Но их страх был иным. Не тот, леденящий, полный омерзения ужас, что я видел в глазах слуг и родни. И не высокомерное презрение. Их боязнь была почтительной. Осторожной. Как боятся тихого, глубокого омута в знакомой реке или внезапной тишины в лесу. Я был для них «боярским отпрыском». Существом из иного мира, где правят магия и стальные законы чести, непонятные простому человеку. Они сторонились моей кибитки, говорили приглушённо, когда я выходил, кивали с почтительным, но отстранённым выражением.
Офицер, мой формальный сопровождающий, держался особняком, предоставив караван самому себе. Я был просто ещё одним грузом, который нужно доставить.
Так к вечеру второго дня мы остановились на ночёвку в развалинах старого сторожевого форта. Каменные стены, полузанесённые снегом, хоть как-то защищали от пронизывающего ветра. Пока возчики и погонщики хлопотали вокруг животных, распрягали сани, две женщины — жена торговца и её взрослая дочь — разожгли посреди двора большой костёр и поставили над ним чугунный котёл.
Запах простой похлёбки — лука, перловки, вяленой оленины — разнёсся по лагерю, смешавшись с дымом. Он был на удивление аппетитным. Моё тело, привыкшее к изысканным, переперченным яствам драконьих пиров, отозвалось тихим и незнакомым урчанием.
Я стоял в стороне, прислонившись к холодному камню стены, и наблюдал, как люди рассаживаются вокруг огня на колодах, вытаскивают из сумок деревянные миски и ложки. Они смеялись, перебрасывались короткими, грубоватыми шутками, делились новостями с попутчиками. Их общение было шумным, бесхитростным, лишённым того ядовитого подтекста, которым был пропитан каждый разговор в замке.
Крупный, бородатый погонщик, которого звали Гром (по-видимому, за голос), заметил мой взгляд. Он помедлил, почесал затылок, потом махнул мне рукой:
– Эй, барчук! Не стой как прибитый! Место у огня найдётся. И похлёбки-то сделали на весь караван, не обеднеем!
Его предложение прозвучало не как раболепное приглашение, а как простая, человеческая норма: в дороге все равны перед костром и котлом. Что-то дрогнуло во мне. Я медленно подошёл.

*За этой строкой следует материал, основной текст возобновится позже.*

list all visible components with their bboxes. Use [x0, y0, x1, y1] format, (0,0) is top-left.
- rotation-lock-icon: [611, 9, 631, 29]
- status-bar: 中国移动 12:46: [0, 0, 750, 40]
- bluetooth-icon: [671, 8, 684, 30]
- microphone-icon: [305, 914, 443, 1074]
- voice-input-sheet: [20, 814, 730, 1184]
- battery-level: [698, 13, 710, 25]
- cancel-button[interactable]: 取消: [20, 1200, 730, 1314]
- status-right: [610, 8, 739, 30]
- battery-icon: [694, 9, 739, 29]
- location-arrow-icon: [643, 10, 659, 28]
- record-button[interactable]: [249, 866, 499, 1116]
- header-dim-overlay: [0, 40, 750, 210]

Место мне уступили сразу, отодвинувшись. Молча. На меня не смотрели в упор, но я чувствовал на себе осторожные, боковые взгляды. Женщина, помешивающая похлёбку, налила мне полную, дымящуюся миску и протянула её вместе с огромной ржаной лепёшкой.
– На, родимый, подкрепись. Дорога дальняя.
Я взял. Миска была грубо выстругана, обожжена по краям. Ложка — простая деревяшка. Похлёбка пахла дымом и простотой. Я зачерпнул, отправил в рот.
И замер.
Это было… невероятно. Не из-за вкуса. А из-за того, чего в этом вкусе НЕ было. Не было намёка на магию, на показную роскошь, на желание поразить. Была просто еда. Горячая, солёная, сытная. Она согревала изнутри, и это тепло было приятным, естественным, не враждебным. Оно не пыталось выжечь мой холод — оно просто сосуществовало с ним.
Я ел, слушая разговоры:
– …а этот медведь, я тебе говорю, с избушкой ростом! – гремел Гром, размахивая ложкой. – Еле отбились с Петровичем, спасибо, гарпун под рукой был…
– Торговец в Суходолье опять цены на соль вздул, кровопийца, – ворчала пожилая женщина, заворачиваясь в платок. – Говорит, дороги развезло…
– Дочка моя, слышь, прясть стала лучше меня, – с гордостью говорила мать, гладя по голове смущённую девушку. – На ярмарке в Посадке платок за полтинку продали!
Их истории были суровы, полны бытовых тягот, но в них сквозила странная, искренняя радость жизни. Они не сражались за честь рода. Они выживали. Радовались удачной торговле, здоровью детей, тому, что миновали медведя. Их мир был мал, конкретен и… честен.
После еды, когда небо потемнело и зажглись первые звёзды, люди стали передавать по кругу бурдюк. В нём была простая вода, но за день в тёплой повозке она стала неприятно тёплой, почти парной.
– Фу, банный отвар, – поморщился молодой парень-погонщик, отпив и передавая дальше. – Хоть бы морозец её захватил.
Слова сорвались с моих губ прежде, чем я успел обдумать:
– Дай сюда.
Все замолчали. Парень замер с бурдюком в руках, смотрел на меня широко раскрытыми глазами. Я протянул руку — в тонкой чёрной перчатке Алисы, сверкающей серебряными снежинками. Он, почти не дыша, передал мне тяжёлую, тёплую кожаную флягу.
Я взял её в обе руки. Не для концентрации. Просто так. И выдохнул. Не порыв ледяного вихря, не крик души. Просто… выдохнул на бурдюк. Как дуют на ложку с горячим супом.